Objective
Sacral insufficiency fractures should be considered in differential diagnosis as a cause of autonomic dysreflexia and other vague symptoms in patients with spinal cord injury.
Setting
The Supra Regional Tertiary Centre, Midlands Centre for Spinal Injuries, Oswestry, UK.
Method
Outpatient clinic review of 2 patients with long-standing spinal cord injury presenting with vague symptoms of abdominal discomfort, and increased spasms including autonomic dysreflexia in which no evidence of causation was found on clinical examination.
Result
Radiological investigation with computed tomography of the abdomen and pelvis demonstrated sacral insufficiency fractures in both cases. These were managed conservatively and, following a diagnosis of osteoporosis, treatment with bisphosphonates was commenced. There was an improvement in symptomatology at the 12-week follow-up.
Conclusion
Longevity in spinal cord injury continues to improve with increased awareness and improved management. However, along with improved longevity, secondary complications may occur, including sacral insufficiency fracture, which is difficult to diagnose and can affect quality of life. An awareness of sacral insufficiency fracture and its possible occurrence as a differential diagnosis in patients with chronic spinal cord injury presenting with vague symptoms can result in early diagnosis. Conservative management with bed rest is a viable option.
LAY ABSTRACT
Longevity in patients with spinal cord injury continues to improve with increased awareness and improved management.
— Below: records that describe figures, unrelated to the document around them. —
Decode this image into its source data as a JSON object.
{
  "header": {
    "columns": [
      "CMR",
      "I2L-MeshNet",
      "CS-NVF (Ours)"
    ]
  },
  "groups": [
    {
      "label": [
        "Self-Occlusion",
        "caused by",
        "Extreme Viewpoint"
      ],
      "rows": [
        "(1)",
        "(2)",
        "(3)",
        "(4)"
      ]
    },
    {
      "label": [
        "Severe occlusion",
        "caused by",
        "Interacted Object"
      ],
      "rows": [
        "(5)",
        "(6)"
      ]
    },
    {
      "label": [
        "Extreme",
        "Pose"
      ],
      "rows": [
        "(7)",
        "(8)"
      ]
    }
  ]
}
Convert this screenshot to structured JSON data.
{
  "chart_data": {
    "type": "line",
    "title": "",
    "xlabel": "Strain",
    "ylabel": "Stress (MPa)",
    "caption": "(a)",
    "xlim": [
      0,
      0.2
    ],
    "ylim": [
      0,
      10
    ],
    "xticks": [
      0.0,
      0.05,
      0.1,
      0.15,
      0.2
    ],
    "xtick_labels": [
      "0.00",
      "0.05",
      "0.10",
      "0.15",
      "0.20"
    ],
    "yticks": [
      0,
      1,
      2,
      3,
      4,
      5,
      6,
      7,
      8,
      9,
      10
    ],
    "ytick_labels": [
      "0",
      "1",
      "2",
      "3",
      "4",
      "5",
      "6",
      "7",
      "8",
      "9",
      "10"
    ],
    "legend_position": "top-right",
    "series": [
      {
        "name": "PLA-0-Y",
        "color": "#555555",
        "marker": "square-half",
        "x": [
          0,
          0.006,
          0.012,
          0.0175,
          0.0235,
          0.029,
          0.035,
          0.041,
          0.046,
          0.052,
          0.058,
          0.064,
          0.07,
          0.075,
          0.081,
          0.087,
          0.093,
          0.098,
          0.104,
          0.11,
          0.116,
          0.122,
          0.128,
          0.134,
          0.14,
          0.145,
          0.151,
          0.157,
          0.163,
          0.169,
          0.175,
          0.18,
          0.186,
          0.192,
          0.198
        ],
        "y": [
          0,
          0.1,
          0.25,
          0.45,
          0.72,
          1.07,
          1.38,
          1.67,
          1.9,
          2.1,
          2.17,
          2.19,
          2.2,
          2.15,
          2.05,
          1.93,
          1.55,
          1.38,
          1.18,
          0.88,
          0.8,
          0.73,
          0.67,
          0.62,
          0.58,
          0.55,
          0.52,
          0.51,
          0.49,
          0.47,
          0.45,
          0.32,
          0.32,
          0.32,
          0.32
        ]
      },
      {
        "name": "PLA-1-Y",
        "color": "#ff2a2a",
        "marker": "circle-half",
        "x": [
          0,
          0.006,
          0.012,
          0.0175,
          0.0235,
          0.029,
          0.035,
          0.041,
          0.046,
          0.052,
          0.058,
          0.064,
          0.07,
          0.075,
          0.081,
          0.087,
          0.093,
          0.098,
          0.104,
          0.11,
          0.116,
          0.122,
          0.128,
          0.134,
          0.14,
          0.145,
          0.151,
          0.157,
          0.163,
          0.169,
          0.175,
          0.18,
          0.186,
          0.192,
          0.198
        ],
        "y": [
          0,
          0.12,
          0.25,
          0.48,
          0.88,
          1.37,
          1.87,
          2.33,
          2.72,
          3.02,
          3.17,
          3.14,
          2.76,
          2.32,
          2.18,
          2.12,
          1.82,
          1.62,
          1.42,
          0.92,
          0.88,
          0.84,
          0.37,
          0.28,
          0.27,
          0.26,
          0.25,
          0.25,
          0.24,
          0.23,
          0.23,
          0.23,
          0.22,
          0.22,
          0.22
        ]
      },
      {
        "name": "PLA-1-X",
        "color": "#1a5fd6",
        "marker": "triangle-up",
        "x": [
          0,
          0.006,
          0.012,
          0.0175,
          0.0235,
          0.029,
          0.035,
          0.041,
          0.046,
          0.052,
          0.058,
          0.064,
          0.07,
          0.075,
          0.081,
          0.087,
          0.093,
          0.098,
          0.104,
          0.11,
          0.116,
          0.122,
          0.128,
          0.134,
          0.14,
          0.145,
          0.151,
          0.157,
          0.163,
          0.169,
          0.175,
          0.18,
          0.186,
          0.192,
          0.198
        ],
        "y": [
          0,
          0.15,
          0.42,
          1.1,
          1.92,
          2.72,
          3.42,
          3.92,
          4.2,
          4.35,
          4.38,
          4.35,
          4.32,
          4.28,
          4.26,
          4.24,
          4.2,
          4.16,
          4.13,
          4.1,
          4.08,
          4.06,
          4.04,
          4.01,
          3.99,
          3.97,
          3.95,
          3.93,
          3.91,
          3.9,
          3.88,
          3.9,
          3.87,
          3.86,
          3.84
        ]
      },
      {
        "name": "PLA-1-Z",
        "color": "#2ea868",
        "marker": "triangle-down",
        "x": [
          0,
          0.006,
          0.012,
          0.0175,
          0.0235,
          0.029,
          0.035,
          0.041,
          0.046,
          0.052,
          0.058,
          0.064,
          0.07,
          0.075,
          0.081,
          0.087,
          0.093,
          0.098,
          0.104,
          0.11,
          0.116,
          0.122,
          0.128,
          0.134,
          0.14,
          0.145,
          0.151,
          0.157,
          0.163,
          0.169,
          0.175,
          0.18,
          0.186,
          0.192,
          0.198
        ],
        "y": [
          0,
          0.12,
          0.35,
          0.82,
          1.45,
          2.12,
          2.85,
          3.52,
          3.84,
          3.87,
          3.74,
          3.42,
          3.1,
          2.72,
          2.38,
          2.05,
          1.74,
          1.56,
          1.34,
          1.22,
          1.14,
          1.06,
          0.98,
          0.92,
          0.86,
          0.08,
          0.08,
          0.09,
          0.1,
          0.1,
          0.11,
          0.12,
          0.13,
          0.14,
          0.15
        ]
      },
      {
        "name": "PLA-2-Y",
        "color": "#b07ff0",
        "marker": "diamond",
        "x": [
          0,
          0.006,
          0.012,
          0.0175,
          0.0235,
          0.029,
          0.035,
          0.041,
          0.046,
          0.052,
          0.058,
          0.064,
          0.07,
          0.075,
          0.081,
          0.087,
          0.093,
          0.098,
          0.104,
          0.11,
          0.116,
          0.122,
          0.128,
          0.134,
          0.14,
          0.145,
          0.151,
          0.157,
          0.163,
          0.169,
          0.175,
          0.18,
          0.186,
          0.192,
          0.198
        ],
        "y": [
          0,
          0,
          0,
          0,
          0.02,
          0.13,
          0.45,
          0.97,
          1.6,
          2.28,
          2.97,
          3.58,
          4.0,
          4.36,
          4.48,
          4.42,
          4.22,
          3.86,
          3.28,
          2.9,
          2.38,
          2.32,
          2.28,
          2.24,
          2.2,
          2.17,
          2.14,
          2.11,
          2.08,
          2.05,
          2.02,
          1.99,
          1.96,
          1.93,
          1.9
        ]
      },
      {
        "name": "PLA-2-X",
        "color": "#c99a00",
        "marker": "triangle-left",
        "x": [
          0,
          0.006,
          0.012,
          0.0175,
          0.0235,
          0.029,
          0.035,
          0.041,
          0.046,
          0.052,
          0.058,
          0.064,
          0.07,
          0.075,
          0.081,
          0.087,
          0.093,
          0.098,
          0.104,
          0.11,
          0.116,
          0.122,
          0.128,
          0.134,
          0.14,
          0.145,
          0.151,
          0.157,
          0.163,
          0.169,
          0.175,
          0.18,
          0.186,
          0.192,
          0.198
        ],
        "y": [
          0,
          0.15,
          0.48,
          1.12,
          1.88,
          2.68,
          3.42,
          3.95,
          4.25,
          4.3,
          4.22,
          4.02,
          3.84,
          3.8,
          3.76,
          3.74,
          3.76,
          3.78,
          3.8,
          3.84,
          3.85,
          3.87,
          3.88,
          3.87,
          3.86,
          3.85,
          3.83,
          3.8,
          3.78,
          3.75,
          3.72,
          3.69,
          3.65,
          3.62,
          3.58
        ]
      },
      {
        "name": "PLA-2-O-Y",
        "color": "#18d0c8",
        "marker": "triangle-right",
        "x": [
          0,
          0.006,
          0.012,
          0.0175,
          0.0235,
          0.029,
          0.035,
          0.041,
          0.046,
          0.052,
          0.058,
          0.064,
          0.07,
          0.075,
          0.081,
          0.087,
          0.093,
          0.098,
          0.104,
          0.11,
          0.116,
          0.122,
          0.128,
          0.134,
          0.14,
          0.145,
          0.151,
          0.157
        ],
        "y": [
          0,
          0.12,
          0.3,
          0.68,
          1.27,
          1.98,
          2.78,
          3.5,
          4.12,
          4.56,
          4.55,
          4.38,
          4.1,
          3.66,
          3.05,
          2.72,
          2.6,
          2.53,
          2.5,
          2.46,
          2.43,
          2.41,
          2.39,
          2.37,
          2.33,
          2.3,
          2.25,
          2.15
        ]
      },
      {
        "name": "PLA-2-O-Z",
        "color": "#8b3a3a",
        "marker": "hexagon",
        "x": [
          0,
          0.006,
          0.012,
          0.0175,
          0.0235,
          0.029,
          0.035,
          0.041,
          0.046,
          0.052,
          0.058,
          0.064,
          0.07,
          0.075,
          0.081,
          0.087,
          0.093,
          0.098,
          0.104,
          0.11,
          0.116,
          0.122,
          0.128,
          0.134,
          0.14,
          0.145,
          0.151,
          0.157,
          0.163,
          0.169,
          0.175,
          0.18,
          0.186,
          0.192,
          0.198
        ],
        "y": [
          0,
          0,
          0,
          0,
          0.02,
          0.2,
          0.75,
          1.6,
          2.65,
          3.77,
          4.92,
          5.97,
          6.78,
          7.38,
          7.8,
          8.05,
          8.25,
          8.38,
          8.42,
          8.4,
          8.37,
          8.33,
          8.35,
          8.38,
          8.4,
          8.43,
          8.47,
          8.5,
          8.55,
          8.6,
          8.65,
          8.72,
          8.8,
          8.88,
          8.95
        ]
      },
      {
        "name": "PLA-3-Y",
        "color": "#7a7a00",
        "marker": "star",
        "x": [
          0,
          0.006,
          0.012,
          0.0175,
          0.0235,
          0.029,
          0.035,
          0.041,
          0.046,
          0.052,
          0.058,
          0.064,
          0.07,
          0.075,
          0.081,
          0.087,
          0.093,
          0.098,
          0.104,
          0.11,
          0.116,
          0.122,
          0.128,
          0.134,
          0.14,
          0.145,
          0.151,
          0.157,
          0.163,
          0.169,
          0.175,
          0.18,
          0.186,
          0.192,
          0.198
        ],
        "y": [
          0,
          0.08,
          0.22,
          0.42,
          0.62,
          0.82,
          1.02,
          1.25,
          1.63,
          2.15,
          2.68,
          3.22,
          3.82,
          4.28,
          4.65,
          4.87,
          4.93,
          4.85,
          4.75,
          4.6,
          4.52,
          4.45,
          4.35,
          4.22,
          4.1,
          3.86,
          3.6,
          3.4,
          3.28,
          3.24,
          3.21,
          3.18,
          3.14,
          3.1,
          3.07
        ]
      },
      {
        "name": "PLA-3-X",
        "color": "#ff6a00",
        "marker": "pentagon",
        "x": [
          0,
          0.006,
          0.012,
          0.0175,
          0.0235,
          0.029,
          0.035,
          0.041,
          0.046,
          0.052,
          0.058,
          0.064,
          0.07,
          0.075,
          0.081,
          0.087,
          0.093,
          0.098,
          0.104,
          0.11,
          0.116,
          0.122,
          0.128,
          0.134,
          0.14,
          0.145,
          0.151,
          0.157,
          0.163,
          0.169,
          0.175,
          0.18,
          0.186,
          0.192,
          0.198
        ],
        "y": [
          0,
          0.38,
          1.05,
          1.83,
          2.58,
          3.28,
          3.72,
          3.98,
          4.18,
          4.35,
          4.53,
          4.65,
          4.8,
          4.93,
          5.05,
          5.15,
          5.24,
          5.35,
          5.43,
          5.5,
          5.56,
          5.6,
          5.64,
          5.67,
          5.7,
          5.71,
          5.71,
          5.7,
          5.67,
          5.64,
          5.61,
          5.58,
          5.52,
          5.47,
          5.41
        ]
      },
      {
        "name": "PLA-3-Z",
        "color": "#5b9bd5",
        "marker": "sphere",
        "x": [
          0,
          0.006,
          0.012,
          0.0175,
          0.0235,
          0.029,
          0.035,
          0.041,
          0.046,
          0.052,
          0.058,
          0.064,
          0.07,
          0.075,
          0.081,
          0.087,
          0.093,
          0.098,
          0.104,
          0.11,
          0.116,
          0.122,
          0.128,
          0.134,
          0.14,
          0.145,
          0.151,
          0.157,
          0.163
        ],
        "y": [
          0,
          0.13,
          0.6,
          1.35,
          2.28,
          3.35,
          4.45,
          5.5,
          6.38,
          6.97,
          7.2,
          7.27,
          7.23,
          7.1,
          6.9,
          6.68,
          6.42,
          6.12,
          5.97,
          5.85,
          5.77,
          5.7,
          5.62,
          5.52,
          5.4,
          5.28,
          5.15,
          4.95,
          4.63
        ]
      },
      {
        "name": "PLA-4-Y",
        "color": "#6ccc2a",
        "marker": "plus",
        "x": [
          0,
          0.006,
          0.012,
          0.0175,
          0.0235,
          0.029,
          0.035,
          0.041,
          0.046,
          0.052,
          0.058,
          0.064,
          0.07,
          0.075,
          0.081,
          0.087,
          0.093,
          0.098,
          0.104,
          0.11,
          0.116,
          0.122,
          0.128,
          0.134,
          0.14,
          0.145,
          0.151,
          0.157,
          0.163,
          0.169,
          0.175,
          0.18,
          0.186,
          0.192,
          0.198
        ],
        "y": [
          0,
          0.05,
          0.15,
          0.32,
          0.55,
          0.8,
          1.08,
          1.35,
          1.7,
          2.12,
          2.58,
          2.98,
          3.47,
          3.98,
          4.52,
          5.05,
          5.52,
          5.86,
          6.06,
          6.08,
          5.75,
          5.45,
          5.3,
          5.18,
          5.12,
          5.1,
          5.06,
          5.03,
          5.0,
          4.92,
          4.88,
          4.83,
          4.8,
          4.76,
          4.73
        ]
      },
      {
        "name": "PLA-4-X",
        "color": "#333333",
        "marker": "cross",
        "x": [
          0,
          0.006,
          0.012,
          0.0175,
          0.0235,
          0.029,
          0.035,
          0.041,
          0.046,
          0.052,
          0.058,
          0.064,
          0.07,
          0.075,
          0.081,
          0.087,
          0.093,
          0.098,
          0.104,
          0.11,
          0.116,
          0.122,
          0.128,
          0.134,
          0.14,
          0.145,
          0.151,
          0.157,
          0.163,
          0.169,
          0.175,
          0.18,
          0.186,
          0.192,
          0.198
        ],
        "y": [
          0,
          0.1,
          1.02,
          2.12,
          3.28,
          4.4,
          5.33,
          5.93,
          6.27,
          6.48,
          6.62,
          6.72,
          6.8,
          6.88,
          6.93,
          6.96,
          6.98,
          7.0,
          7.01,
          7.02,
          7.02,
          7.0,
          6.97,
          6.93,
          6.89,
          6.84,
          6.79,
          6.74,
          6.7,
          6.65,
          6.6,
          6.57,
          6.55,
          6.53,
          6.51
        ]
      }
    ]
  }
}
However, along with improved longevity secondary complications may occur, including sacral insufficiency fracture, which is difficult to diagnose and can affect quality of life. An awareness of sacral insufficiency fractures and their possible occurrence as a differential diagnosis in patients with chronic spinal cord injury presenting with vague symptoms can result in early diagnosis. Conservative management with bed rest is a viable option.